There were no excuses not to be ready.
Our class had spent more than two months working in the French Culinary Institute's restaurant, L'Ecole. We seared countless duck breasts, finely diced onion and piped countless ladyfingers for a tiramisu dessert.
But the reality? You sometimes question yourself when the pressure is on and you're taking the final exam of the year, which is judged by a panel of chefs and other people in the food industry (from sommeliers to food critics to restaurant managers).
So there I was last week drawing two recipes out of a toque. My mission was to execute a perfect duck consomme and hanger steak with a Thai basil sauce in a little under three hours.
At first I breathed a sigh of relief because those dishes were - at least in my mind - easier than say a spring pea panna cotta with crab salad or the black tea-pomegranate tiramisu.
I tried to multitask as much as possible and not focus on any of the nervous energy I had been harboring for the past 36 hours.

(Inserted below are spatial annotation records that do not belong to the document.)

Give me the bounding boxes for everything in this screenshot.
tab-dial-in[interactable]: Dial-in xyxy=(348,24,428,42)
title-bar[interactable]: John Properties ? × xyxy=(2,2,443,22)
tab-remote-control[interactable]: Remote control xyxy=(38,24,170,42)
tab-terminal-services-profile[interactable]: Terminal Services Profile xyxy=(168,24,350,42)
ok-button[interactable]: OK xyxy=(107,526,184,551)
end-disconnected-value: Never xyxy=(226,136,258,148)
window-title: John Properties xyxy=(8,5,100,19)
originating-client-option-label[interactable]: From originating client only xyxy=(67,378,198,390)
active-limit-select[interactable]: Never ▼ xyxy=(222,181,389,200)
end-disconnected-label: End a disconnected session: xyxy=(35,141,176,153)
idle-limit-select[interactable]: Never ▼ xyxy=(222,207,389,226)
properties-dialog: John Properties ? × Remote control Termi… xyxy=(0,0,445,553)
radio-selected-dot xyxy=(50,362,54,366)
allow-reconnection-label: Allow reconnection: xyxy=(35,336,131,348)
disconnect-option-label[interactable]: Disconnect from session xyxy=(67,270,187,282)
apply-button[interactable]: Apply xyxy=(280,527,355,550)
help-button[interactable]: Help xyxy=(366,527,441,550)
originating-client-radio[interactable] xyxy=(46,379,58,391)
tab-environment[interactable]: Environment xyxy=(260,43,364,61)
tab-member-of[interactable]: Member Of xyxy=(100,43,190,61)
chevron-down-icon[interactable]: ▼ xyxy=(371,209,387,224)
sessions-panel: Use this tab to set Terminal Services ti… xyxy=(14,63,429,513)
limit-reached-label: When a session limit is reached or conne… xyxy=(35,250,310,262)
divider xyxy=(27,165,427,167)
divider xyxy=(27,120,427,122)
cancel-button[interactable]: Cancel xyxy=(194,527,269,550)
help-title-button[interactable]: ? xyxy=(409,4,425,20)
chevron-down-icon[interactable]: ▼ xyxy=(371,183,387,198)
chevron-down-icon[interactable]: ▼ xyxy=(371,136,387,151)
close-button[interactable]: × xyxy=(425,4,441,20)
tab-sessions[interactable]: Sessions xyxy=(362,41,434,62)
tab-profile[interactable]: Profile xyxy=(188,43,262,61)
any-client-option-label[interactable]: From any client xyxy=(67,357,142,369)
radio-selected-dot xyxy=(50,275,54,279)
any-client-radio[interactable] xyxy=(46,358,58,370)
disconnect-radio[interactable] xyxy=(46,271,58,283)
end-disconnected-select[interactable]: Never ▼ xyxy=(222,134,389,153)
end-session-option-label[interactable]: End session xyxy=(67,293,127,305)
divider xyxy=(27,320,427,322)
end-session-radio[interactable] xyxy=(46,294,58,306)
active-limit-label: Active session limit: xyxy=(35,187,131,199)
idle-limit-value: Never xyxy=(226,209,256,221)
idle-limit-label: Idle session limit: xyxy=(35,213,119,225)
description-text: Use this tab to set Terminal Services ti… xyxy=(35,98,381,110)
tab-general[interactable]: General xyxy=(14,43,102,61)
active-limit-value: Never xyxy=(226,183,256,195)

The kitchen was never so quiet. You could only hear the hissing of boiling water and the sizzle of the pans.
My first task was to use a "meat glue" to bind several pieces of hanger steak together. Then I had to prepare my mis en place for the duck consomme. While the consomme was cooking I tried to make the Thai basil sauce and reduce it to the right consistency.
The result? All my food tasted very good. On the duck consomme, however, two of the duck eggs I peeled could've been neater (and I knew it). On my hanger steak, I ran a little close to the deadline.
Overall, I'm pleased. And more importantly, I passed.